Le fils du Léopard songeait aux moyens d’éloigner l’ennemi de sa piste.

Il continuait à rendre hommage au chef des mammouths. Trois fois par jour, il rassemblait pour lui des nourritures tendres, et il passait de grands moments, assis auprès de lui, à tenter de comprendre son langage et de lui faire entendre le sien. Le mammouth écoutait volontiers la parole humaine, il secouait la tête et semblait pensif ; quelquefois une lueur singulière étincelait dans son œil brun ou bien il plissait la paupière comme s’il riait. Alors, Naoh songeait :

« Le grand mammouth comprend Naoh, mais Naoh ne le comprend pas encore. »

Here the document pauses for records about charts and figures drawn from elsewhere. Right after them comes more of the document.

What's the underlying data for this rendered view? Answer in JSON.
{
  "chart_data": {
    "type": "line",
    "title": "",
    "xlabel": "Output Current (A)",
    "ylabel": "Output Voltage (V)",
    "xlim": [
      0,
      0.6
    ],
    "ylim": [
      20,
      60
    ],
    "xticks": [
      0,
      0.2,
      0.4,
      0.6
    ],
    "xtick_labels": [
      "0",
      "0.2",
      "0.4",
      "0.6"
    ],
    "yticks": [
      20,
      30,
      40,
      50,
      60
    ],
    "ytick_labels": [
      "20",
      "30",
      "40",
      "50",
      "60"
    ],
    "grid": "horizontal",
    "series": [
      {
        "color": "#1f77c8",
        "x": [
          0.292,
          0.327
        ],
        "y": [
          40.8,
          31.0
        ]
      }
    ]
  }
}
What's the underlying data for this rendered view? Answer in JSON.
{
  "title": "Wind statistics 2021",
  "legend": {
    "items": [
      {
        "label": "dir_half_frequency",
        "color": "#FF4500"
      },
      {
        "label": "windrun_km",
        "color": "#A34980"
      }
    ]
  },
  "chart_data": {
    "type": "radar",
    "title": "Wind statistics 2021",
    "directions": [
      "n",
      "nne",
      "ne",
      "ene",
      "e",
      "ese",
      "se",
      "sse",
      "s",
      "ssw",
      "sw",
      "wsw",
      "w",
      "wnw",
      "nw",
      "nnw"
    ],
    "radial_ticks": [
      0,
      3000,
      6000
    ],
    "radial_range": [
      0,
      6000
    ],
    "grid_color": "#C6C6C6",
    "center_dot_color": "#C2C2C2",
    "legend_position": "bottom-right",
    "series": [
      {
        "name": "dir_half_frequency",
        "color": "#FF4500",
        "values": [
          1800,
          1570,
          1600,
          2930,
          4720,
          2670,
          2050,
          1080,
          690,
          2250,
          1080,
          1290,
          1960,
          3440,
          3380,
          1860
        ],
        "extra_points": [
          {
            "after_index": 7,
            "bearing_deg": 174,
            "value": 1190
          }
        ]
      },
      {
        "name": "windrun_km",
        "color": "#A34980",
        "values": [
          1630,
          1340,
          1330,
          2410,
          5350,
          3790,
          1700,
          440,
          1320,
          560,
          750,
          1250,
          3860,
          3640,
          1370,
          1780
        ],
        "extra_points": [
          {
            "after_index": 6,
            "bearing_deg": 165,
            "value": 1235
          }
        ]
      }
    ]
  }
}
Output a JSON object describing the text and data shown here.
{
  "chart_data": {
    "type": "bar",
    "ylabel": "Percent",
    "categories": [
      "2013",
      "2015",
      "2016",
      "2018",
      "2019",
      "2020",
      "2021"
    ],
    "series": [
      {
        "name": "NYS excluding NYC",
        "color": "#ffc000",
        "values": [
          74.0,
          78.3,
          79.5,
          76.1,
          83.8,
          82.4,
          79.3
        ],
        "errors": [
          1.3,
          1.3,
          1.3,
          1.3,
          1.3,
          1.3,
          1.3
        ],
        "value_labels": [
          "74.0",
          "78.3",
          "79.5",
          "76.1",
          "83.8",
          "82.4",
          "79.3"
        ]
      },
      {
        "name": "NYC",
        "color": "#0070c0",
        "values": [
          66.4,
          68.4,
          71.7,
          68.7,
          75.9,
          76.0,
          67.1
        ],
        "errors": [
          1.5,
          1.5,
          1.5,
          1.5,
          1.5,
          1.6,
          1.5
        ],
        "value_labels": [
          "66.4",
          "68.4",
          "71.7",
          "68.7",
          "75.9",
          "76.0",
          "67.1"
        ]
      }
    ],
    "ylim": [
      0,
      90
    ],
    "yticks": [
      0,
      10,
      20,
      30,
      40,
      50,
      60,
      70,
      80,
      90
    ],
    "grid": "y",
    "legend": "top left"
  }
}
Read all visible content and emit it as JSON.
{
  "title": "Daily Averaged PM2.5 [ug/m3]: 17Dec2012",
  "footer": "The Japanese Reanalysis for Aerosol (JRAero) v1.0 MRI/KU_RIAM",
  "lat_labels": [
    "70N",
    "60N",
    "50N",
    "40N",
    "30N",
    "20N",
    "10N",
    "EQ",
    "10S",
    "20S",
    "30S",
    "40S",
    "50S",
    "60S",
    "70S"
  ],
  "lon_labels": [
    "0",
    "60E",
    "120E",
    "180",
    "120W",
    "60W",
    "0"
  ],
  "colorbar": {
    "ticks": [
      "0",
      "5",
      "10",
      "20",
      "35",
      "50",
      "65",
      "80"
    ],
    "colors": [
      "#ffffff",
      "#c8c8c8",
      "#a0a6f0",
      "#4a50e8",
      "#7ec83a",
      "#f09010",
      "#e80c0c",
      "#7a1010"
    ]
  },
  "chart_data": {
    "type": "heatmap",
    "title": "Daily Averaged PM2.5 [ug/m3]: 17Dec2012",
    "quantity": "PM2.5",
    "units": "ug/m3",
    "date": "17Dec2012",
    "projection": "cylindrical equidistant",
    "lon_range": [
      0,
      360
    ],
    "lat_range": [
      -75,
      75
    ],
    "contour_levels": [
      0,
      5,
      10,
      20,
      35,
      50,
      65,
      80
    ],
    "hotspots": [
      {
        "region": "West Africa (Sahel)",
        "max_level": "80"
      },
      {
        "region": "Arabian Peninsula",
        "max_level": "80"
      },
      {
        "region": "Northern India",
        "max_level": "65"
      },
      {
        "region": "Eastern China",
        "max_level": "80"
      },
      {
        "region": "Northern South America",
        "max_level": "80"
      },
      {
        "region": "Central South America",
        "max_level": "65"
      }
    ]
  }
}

Cependant, ils échangeaient des gestes dont le sens n’était pas douteux, et qui se rapportaient à la nourriture. Quand le nomade criait :

— Voici !

Le mammouth approchait tout de suite, même si Naoh était caché : car il savait qu’il y avait des racines, des tiges fraîches ou des fruits. Peu à peu, ils apprirent à s’appeler, même sans motif. Le mammouth poussait un barrit adouci ; Naoh articulait une ou deux syllabes. Ils étaient contents d’être à côté l’un de l’autre. L’homme s’asseyait sur la terre ; le mammouth rôdait autour de lui, et quelquefois, par jeu, il le soulevait dans sa trompe enroulée, délicatement.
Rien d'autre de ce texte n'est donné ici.